And then I decided to become an advice columnist. It didn’t pan out well and I don’t see why. I mean, I can really give good advice. Here, try me. Q: “My husband’s cheating on me, what should I do?” A: “Slip in some laxative and Viagra in his coffee. It is gonna be hilarious seeing him shat with a hard-on.”

See, am I good at this advice thingy or what?

Then I was given the honour (more like I took it upon myself shamelessly without invitation) to touch the Champions League trophy. It was orgasmic I tell you, caressing something that has been touched by so many legendary icons. Yeah, that was one slutty trophy all right.


The highlight of my year came when I was named Nuffnang’s Featured Blogger of the Month. It was like winning a Grammy’s or from the Asian perspective, a Golden Horse. Or was it a Golden Rooster, not too sure with my facts. But either way, it was AWESOME.

I then got my ridiculously long fringe clipped off. Kept it for quite a while, but hey, all good things must come to an end. Hey, the fringe was cool okay.

Moolah? Oh yeah, got a big fat cheque courtesy of Nuffnang. Yeah, it was so fat that it made Oprah looked like Beyonce. Okay, maybe not Beyonce, but let’s not get all fussy with names aite?


Then I kinda saw a pair of boobs at a party, no biggies.


Had my final A-level examinations somewhere in the middle of the year which I passed proudly with moderately floating colours. Yeah, I’m not a person who hungers perfection and excellence. You know, modesty?

And then there was this exclusive photo of me that was taken 15 years ago. Back then, I wasn’t so tall. But I was still adorable. True story.

Another awesome moment that I will not forget for the rest of my life was the meeting and touching (I sure love this, don’t I?) of footballers from my childhood club, Chelsea. Yeah, thanks to Nuffnang, I had the opportunity to meet almost each and everyone one from the club that I’ve grown up with. It was like orgasm (sorry, this is the only ‘good’ feeling I could think of), only 100 times awesomer.


I went on to become a property agent. Well, I still am. So call me if you want a roof over your head, I’ll be more than delighted to assist you.

Oh, on another note, a ‘distant relative’ of mine left RM31 million in assets and cash in my name. But being the humble down-to-earth me, I politely refused this unjust enrichment.

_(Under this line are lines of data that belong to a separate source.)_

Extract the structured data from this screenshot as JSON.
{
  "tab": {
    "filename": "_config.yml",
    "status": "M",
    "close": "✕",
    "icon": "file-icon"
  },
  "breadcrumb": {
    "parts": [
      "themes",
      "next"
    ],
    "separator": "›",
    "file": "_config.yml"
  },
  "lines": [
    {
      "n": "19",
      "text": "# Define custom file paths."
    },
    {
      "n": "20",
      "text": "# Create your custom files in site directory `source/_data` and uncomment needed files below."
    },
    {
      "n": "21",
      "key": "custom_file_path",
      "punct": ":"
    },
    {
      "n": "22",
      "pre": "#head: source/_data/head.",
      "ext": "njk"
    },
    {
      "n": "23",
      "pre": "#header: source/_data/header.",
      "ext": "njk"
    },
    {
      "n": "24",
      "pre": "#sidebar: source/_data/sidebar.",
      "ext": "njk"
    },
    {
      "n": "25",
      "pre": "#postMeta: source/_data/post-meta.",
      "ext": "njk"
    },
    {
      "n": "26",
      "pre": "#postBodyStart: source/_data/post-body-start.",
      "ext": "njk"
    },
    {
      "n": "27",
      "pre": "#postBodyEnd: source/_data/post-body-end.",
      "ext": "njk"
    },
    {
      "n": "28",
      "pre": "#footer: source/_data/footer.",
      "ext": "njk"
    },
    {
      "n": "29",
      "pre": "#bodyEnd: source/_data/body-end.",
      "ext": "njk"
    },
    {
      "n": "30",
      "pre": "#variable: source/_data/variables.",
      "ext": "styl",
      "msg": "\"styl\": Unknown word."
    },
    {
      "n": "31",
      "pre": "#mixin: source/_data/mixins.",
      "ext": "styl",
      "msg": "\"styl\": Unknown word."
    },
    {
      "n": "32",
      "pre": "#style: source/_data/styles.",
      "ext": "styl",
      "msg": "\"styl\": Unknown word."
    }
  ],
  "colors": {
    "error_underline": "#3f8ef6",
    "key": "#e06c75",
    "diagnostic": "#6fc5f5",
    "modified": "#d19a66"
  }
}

I mean, me with RM31 million? Nah.

Wrote a story about my journey with Nuffnang, had me realising what a long way I’ve came through with Nuffnang. Without Nuffnang, I don’t think my blogging life would have been as colourful as it is today.


To think of it, 2012 will be my fourth blogging year (well, 3 and a half, to be precise, but let’s not get all mathematical, okay?). In all four years, I’ve met a lot of new and awesome people, attended events of all sorts, experience things that I would otherwise not have experienced if I wasn’t into blogging. Basically, blogging changed my life lah. Had to say it no matter how cliché it sounds.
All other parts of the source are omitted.